The death toll kept climbing as soldiers, police and volunteers dug in with excavators, hoes or their bare hands, reaching 77 by nightfall.
"We've evacuated almost all of the survivors from their houses," said National Disaster Coordinating Agency spokesman Priyadi Kardono. "We fear most of the 102 reported missing have been killed."
Family members were desperate, unwilling to believe the worst.
"Where is she? Where is she?" cried Mulyani, 50, who was searching for her missing daughter, Pungky Andela.
The 21-year-old student went to a Quran recital at a house at the foot of the dam the night of the disaster and decided to sleep there because of the violent weather.
"How can she be missing?" lamented Mulyani, who like many Indonesians goes by only one name.

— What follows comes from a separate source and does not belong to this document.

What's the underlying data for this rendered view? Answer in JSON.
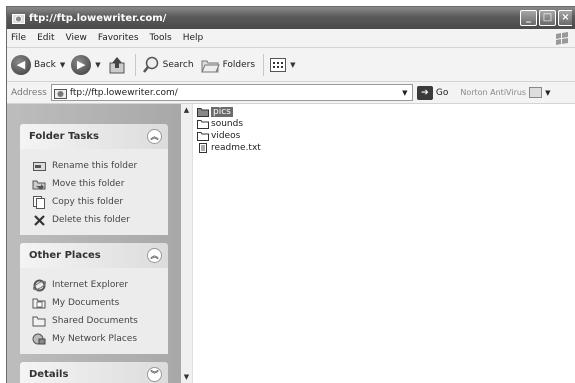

Most of the water had receded Saturday, leaving behind streets covered in mud and debris. Cars that had been parked in driveways were swept hundreds of feet (meters) away, landing in parks. Sidewalks were strewn with sandals, cooking pans and old photographs.
Some left homeless stayed in a local university hall on high ground.
"What we urgently need are mattresses, blankets, clothes," said Abdul Hamid. "I don't have anything anymore, all I had was swept away by the water. I don't have clothes for my children and my grandchildren."